By now, most Astros fans are coming to grips with the fact that SS Carlos Correa will not be in Astros gear to start the 2022 season. While this possibility has been the biggest talking point for the off-season for Houston, that it has actually happened doesn’t lessen the shock. Perhaps in the days and weeks ahead, we will learn the full details about what went down in the past week or so, especially when it seemed that perhaps there was a chance for a reunion. For now, the Astros and their fans will look to what was lost, a Platinum Glove and former Rookie of the Year Winner, with an above-average bat and extensive, successful post-season experience.
Yet, the biggest loss with the end of the Correa era will come not from the various statistical/analytic measurables. Perhaps just as critical for this team will be the intangibles that Correa brought to the squad. In particular, the on-field and locker room leadership that came to define the later stages of his tenure as an Astro. Very rarely, especially in the 2021 season, would there be any sort of team conference that Correa was not a leading figure, offering his input and advise. How often, especially in the post-season, would the team rally behind any major defense or offensive play he provided to the squad, usually with a successful end result?

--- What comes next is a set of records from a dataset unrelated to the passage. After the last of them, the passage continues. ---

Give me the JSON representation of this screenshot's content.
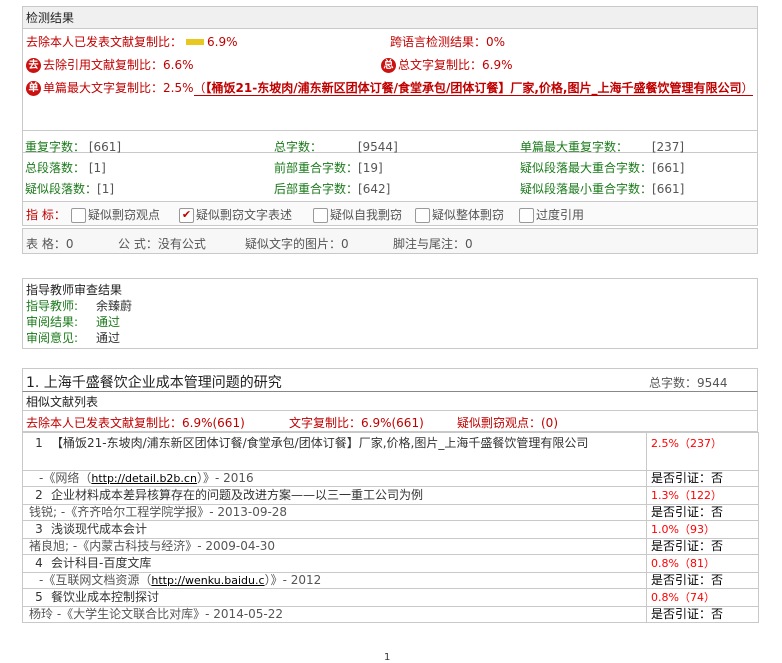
{
  "header": {
    "title": "检测结果"
  },
  "summary": {
    "excl_self_label": "去除本人已发表文献复制比：",
    "excl_self_value": "6.9%",
    "excl_self_fraction": 0.069,
    "cross_lang": "跨语言检测结果：0%",
    "excl_ref_icon": "去",
    "excl_ref": "去除引用文献复制比：6.6%",
    "total_icon": "总",
    "total": "总文字复制比：6.9%",
    "single_icon": "单",
    "single_label": "单篇最大文字复制比：2.5%",
    "single_source_open": "（",
    "single_source": "【桶饭21-东坡肉/浦东新区团体订餐/食堂承包/团体订餐】厂家,价格,图片_上海千盛餐饮管理有限公司",
    "single_source_close": "）"
  },
  "stats": [
    {
      "label": "重复字数：",
      "value": "[661]"
    },
    {
      "label": "总字数：",
      "value": "[9544]"
    },
    {
      "label": "单篇最大重复字数：",
      "value": "[237]"
    },
    {
      "label": "总段落数：",
      "value": "[1]"
    },
    {
      "label": "前部重合字数：",
      "value": "[19]"
    },
    {
      "label": "疑似段落最大重合字数：",
      "value": "[661]"
    },
    {
      "label": "疑似段落数：",
      "value": "[1]"
    },
    {
      "label": "后部重合字数：",
      "value": "[642]"
    },
    {
      "label": "疑似段落最小重合字数：",
      "value": "[661]"
    }
  ],
  "indicators": {
    "label": "指  标：",
    "items": [
      {
        "text": "疑似剽窃观点",
        "checked": false
      },
      {
        "text": "疑似剽窃文字表述",
        "checked": true
      },
      {
        "text": "疑似自我剽窃",
        "checked": false
      },
      {
        "text": "疑似整体剽窃",
        "checked": false
      },
      {
        "text": "过度引用",
        "checked": false
      }
    ]
  },
  "counts": {
    "tables": "表  格：0",
    "formulas": "公  式：没有公式",
    "images": "疑似文字的图片：0",
    "footnotes": "脚注与尾注：0"
  },
  "review": {
    "title": "指导教师审查结果",
    "teacher_label": "指导教师:",
    "teacher": "余臻蔚",
    "result_label": "审阅结果:",
    "result": "通过",
    "opinion_label": "审阅意见:",
    "opinion": "通过"
  },
  "section": {
    "title": "1. 上海千盛餐饮企业成本管理问题的研究",
    "total": "总字数：9544",
    "list_title": "相似文献列表",
    "excl": "去除本人已发表文献复制比：6.9%(661)",
    "copy": "文字复制比：6.9%(661)",
    "plag": "疑似剽窃观点：(0)"
  },
  "literature": [
    {
      "num": "1",
      "title": "【桶饭21-东坡肉/浦东新区团体订餐/食堂承包/团体订餐】厂家,价格,图片_上海千盛餐饮管理有限公司",
      "pct": "2.5%（237）",
      "src_pre": "-《网络（",
      "src_link": "http://detail.b2b.cn",
      "src_post": "）》- 2016",
      "cite": "是否引证：否"
    },
    {
      "num": "2",
      "title": "企业材料成本差异核算存在的问题及改进方案——以三一重工公司为例",
      "pct": "1.3%（122）",
      "src_pre": "钱锐; -《齐齐哈尔工程学院学报》- 2013-09-28",
      "src_link": "",
      "src_post": "",
      "cite": "是否引证：否"
    },
    {
      "num": "3",
      "title": "浅谈现代成本会计",
      "pct": "1.0%（93）",
      "src_pre": "褚良旭; -《内蒙古科技与经济》- 2009-04-30",
      "src_link": "",
      "src_post": "",
      "cite": "是否引证：否"
    },
    {
      "num": "4",
      "title": "会计科目-百度文库",
      "pct": "0.8%（81）",
      "src_pre": "-《互联网文档资源（",
      "src_link": "http://wenku.baidu.c",
      "src_post": "）》- 2012",
      "cite": "是否引证：否"
    },
    {
      "num": "5",
      "title": "餐饮业成本控制探讨",
      "pct": "0.8%（74）",
      "src_pre": "杨玲 -《大学生论文联合比对库》- 2014-05-22",
      "src_link": "",
      "src_post": "",
      "cite": "是否引证：否"
    }
  ],
  "footer": {
    "page_number": "1"
  },
  "colors": {
    "red": "#c00000",
    "green": "#1b7a1b",
    "bar": "#e8c81e",
    "link_underline": "#c00000"
  }
}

In particular, Correa did what no other Astro could: lean into the role assigned by the world as baseball villain in wake of the sign-stealing revelations. From the 2020 interview he gave when Correa called out some of those who were most vocal about the Astros’ actions in 2017 and 2018, to how he addressed the multiple questions presented to him and the team since 2020, Correa has been the most upfront and accepting of heel status. Not since the Detroit “Bad Boys” or even the nWo from pro wrestling has a sports heel been so successful. If anything, Correa seemed to feed off the negative energy he engendered at the plate to great results.
Correa played the role of team shield and emotional leader. When Correa played well, the team played well. When he didn’t, the squad suffered accordingly. While too simplistic to say that Correa’s struggles in the World Series foretold the doom of the team, he was the squad’s barometer. Now that is gone. The Astros are not bereft of talent, and even if Peña/Story/Played-currently-not-appearing-in-this-line-up-yet-but-will-by-Opening-Day do not provide quite the bat and glove of Correa, the team still figures to be in the thick of the playoff chase, even if not quite the World Series favorite of recent years.
However, there is something to be said for that intangible leadership, and with Correa gone, who takes the mantle? Altuve will go down as the GOAT of Astros, and while his game has fluctuated in the past couple of season between All-Star and meh, he can still bring the key hit/play when needed (Just ask the Yankees and Red Sox). Yet, Altuve has never been a vocal/out-spoken figure who will take charge in the locker room. While he gets the most vitriol from opposing fans, Altuve, unlike Correa, doesn’t openly try to fight it or embrace it. How will that impact him in 2022? While the intensity of the negativity may only slightly abate for the Astros, expect that Altuve will face the biggest and most pronounced reaction. Not that Altuve needs anyone to defend him, but having Correa openly fight back against the critics for him did much to help the locker room.
If not Altuve, then who will rise to take Correa’s place? Bregman has the game, but has not been on the field as much the past couple of seasons due to injury. Also, while showing the potential to take on a more vocal role, he has not done so like Correa. With Correa gone, does Bregman become that vocal leader who can rally the team with his play and actions?
Perhaps “Machete” Maldonado becomes the guy. While his bat is as much a liability as anything, his defensive skills and plate management are key to the success of this squad. Also, he has been instrumental in helping the team at times through rough stretches and facing off against critics. It was Maldonado who inspired Altuve and the team to get the last word against the Yankees with the whole jersey issue. Could Machete do it for the team in lieu of Correa?
Sometimes, too much can be made of intangible leadership. Baseball, like any other sport, is an objective business. You either score more runs or you don’t. You win, or you don’t. Yet, there is a place for emotions, facing challenges, and rallying struggling teammates to overcome. This is not a new concept for the team (see Carlos Beltran, for better or worse). When the team reported to Spring Training this past week, sprits among the players were lifted when it seemed like Correa could come back. That he didn’t must be a significant disappointment, but it won’t stop the Astros from playing. Still, it may hurt a team looking to bounce back from a WS loss, which is not an easy feat.
However, with Correa moving on to different fields, the loss of his leadership may be the hardest thing for the squad to replace. Peña, or whoever may evolve as a suitable replacement for the team, may mitigate the likely drop-off in production. Yet, who rises to take Correa’s place as the team leader? That will be something to watch for as the 2022 season evolves. There are no shortage of candidates, but if the team is to overcome the near-miss from 2021 and complete the job in 2022, then that is an area that the Astros players must address.